What is the role of entropy in particle decay theory?

[ribbie]

Maybe my question is a bit more philosophical than scientific.
In the macroscopic world entropy means that things become more chaotic and less orderly as they decay. It seems to me somewhat paradoxical that in the quantum world lower generation particles "decay" into the first generation particles that form matter.
I realize of course that the elementary particles that are the final result are at a lower energy level than the original generations. But even the terminology of "later" generations decaying into "first" generations seems to suggest that there are two opposite types of world in existence. In the macroscopic world, order decays into chaos and in the quantum world, chaos decays into order.
Does anyone have any ideas on this?

 

[Nugatory]

In the macroscopic world entropy means that things become more chaotic and less orderly as they decay. It seems to me somewhat paradoxical that in the quantum world lower generation particles "decay" into the first generation particles that form matter.

Entropy has a precise mathematical definition, and it is not "disorder" - that's something that you find in simplified explanations aimed at people who aren't ready for the math. Use the proper definition and the paradox that you're seeing will go away.

 

[Demystifier]

The second generation does not have more entropy than the first generation. The second generation is called so because the particles of that generation are discovered later. They are discovered later because they have larger mass, so require a stronger accelerator for production in laboratory. For the same energy, particles with larger mass have less entropy because the phase space of allowed states is smaller. Therefore, the decay from more massive towards less massive particles is consistent with the increase of entropy.

 

[ribbie]

Entropy has a precise mathematical definition, and it is not "disorder" - that's something that you find in simplified explanations aimed at people who aren't ready for the math. Use the proper definition and the paradox that you're seeing will go away.

Thanks for your reply Nugatory, is there any way the mathematical definition of entropy can be explained in words?

 

[ribbie]

The second generation does not have more entropy than the first generation. The second generation is called so because the particles of that generation are discovered later. They are discovered later because they have larger mass, so require a stronger accelerator for production in laboratory. For the same energy, particles with larger mass have less entropy because the phase space of allowed states is smaller. Therefore, the decay from for massive towards less massive particles is consistent with the increase of entropy.

I realize that the second generation does not have more entropy than the first generation, that is an inherent part of my question. But, you did enlighten me as to why the generations' numbering seems somehow to be "backwards" from a layman's perspective. Thanks.

 

[Nugatory]

Thanks for your reply Nugatory, is there any way the mathematical definition of entropy can be explained in words?

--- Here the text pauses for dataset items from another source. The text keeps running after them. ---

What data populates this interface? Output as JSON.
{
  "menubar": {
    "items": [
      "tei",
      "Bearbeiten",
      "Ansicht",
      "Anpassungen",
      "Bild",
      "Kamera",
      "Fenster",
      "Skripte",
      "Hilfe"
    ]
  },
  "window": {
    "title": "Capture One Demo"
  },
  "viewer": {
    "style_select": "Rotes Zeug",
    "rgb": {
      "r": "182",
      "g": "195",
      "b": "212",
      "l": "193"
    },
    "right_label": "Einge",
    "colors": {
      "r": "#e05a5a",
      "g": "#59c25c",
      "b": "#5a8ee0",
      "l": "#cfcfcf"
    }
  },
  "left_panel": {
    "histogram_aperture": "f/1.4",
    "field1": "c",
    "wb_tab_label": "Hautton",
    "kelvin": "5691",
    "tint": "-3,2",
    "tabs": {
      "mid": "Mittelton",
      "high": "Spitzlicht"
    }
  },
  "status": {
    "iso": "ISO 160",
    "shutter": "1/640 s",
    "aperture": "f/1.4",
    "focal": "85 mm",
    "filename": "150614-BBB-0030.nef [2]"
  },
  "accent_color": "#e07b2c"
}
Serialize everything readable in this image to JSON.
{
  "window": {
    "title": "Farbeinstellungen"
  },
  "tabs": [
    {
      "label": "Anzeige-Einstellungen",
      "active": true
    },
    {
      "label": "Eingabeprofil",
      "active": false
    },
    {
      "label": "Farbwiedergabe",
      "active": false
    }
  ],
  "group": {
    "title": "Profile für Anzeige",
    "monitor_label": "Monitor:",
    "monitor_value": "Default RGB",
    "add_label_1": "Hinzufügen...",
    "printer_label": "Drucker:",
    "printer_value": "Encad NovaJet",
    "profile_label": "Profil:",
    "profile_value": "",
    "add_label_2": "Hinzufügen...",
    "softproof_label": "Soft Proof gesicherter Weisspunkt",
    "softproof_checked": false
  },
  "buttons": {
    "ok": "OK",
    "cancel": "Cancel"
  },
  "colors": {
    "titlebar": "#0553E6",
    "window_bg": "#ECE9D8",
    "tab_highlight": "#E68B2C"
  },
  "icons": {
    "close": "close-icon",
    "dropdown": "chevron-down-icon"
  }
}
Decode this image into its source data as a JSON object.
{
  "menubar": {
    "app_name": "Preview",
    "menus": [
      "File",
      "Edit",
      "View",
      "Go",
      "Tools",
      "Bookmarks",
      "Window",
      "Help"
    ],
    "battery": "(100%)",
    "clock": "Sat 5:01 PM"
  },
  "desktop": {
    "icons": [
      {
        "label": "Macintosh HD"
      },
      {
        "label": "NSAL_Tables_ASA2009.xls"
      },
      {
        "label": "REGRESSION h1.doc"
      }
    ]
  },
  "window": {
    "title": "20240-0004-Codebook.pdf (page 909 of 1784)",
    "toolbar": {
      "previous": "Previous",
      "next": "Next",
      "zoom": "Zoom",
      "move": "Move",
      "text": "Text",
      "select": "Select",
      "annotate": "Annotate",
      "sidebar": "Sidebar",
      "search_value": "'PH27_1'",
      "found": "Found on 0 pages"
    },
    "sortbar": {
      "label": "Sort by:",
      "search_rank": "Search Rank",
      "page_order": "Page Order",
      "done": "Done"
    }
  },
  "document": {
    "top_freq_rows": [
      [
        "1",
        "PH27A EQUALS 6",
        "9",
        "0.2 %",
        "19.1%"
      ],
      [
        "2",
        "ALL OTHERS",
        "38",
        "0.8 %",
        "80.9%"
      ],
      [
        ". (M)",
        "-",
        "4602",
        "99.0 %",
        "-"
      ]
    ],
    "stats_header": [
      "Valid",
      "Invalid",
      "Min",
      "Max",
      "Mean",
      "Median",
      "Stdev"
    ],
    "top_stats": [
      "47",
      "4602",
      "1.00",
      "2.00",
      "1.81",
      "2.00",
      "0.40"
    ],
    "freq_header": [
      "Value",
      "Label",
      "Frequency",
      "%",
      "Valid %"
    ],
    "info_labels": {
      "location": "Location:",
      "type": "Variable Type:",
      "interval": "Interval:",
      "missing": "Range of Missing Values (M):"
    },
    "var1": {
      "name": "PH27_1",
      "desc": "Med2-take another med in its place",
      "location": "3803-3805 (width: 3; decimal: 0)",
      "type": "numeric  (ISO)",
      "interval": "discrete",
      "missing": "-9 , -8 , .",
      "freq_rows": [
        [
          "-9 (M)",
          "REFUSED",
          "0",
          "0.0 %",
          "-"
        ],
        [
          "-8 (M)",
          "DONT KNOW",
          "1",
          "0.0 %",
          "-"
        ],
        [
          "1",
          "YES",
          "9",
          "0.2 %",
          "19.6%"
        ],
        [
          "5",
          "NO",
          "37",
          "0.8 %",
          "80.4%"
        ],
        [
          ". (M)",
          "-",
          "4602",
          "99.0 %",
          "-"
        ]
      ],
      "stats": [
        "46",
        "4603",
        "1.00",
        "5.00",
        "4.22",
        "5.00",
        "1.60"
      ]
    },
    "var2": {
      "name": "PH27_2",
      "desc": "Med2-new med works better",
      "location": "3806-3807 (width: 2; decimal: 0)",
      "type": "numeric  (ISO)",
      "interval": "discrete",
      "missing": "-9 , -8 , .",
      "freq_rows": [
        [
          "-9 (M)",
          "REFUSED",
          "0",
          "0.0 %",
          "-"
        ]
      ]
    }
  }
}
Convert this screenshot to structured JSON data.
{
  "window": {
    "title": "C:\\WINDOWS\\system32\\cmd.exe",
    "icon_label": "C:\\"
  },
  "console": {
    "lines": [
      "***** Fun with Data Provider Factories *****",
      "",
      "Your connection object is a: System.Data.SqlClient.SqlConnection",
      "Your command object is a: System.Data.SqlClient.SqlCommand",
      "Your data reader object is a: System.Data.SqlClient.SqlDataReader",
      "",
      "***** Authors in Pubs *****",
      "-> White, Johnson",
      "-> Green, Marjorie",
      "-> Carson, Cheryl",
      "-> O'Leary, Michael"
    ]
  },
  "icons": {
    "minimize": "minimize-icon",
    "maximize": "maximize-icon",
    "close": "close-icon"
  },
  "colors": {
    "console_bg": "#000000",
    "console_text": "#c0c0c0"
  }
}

Actually there are two equivalent definitions, one from thermodynamics and one from statistical mechanics. I don't know of an easy way of explaining the thermodynamic one, but the one from statistical mechanics is somewhat intuitive: It's proportional to the logarithm of the number of ways that a system can be in a given state. If I arrange 50 coins in a row, there is only one way for them all to be heads-up: #1 is heads-up AND #2 is heads-up AND ... That is a low-entropy state. However, there are about $1.2\times{10}^{14}$ ways to have 25 heads and 25 tails; that is a higher entropy state. Intuitively, we expect that randomly flipping the coins around can turn the first state into the second but not the other way around - this is an example of entropy increasing.

 

[ribbie]

Thanks for that explanation, Nugatory.
Maybe my question doesn't really have anything to do with entropy after all. I'll try to redesign it.
There seem to be two directions from which you can get an elementary particle. Either you can "shatter" matter until it yields some. Or you could--theoretically--penetrate the quantum world, "capture" a third or second generation particle and wait until it decays into a stable elementary particle.
Do you see what I'm getting at?

 

[vanhees71]

I don't see, what you are getting at. You can create particles in very different ways indeed. What's amazing indeed is that thanks to quantum theory particles of the same time are exactly the same, they are indistinguishable. An electron is an electron at utmost precision. Any electron has, e.g., precisely the same electric charge $-e$, which is precisely opposite to a proton's charge $+e$. It doesn't matter, where the electron comes from. It may be made in an annihilation process or conversion of a photon hitting another heavy particle (pair production) or whatever other process. It's always and electron. It's not clear to me, what this has to do with entropy in your opinion.

 

[Demystifier]

It's not clear to me, what this has to do with entropy in your opinion.

A spontaneous decay happens easily, but the decay products cannot so easily recombine into the initial particle. That certainly has to do with entropy.

 

[vanhees71]

Sure, but a single decay of a particle doesn't produce entropy. It's going from one pure state to another pure state. In a kinetic equation both decay and recombination are subject to detailed balance (which by the way follows from unitary of the S-matrix and does not rely on time-reversal and parity invariance). E.g. if you have a decay $1 \rightarrow 23$ you also have a recombination $23 \rightarrow 1$, and the corresponding kinetic equations for this process for particle 1 looks like
$$\mathrm{D}_t f_1 = \int \widetilde{\mathrm{d}^3 \vec{p}_2} \widetilde{\mathrm{d}^3 \vec{p}_2} |\mathcal{M}|^2 [f_2 f_3 (1 \pm f_1) -f_1 (1 \pm f_2) (1 \pm f_3)] \delta^{(4)}(p_1-p_2-p_3).$$
Of course, as any collision term, also this decay-recombination collision terms adds to entropy production in the corresponding entropy-balance inequality (Boltzmann H theorem).

 

[stevendaryl]

Sure, but a single decay of a particle doesn't produce entropy. It's going from one pure state to another pure state.

Well, there are two different definitions of "entropy" at work here. There is Von Neumann entropy:

$S = - tr(\rho\ log(\rho))$

(where $\rho$ is the density matrix), which is zero for any pure state. But there is also the Boltzmann entropy:

$S = k\ log(W)$

where $W$ is the number of microstates that give rise to the same macrostate. (To make rigorous sense of this, I think you need some kind of "coarse-graining" for saying when two states are close enough as to be macroscopically indistinguishable.)

A decay of a single particle into three or more particles increases the Boltzmann entropy, I'm pretty sure. A decay into exactly two might not increase the Boltzmann entropy, because the (kinematic) state of each particle is uniquely determined by the other.

 

[Demystifier]

Sure, but a single decay of a particle doesn't produce entropy. It's going from one pure state to another pure state.

Sure, but if you want to detect the single decay, then you also need to take into account the state of the macroscopic detector entangled with the decay products. In principle this can also be described by a pure state, but in practice it cannot. So for practical purposes the decay products need to be described in terms of mixed states, which involves entropy.

More generally, in principle, anything in physics can be described by pure states. Consequently, in principle, nothing has entropy. Nevertheless we still talk about entropy because it is an efficient way to express our limited practical knowledge.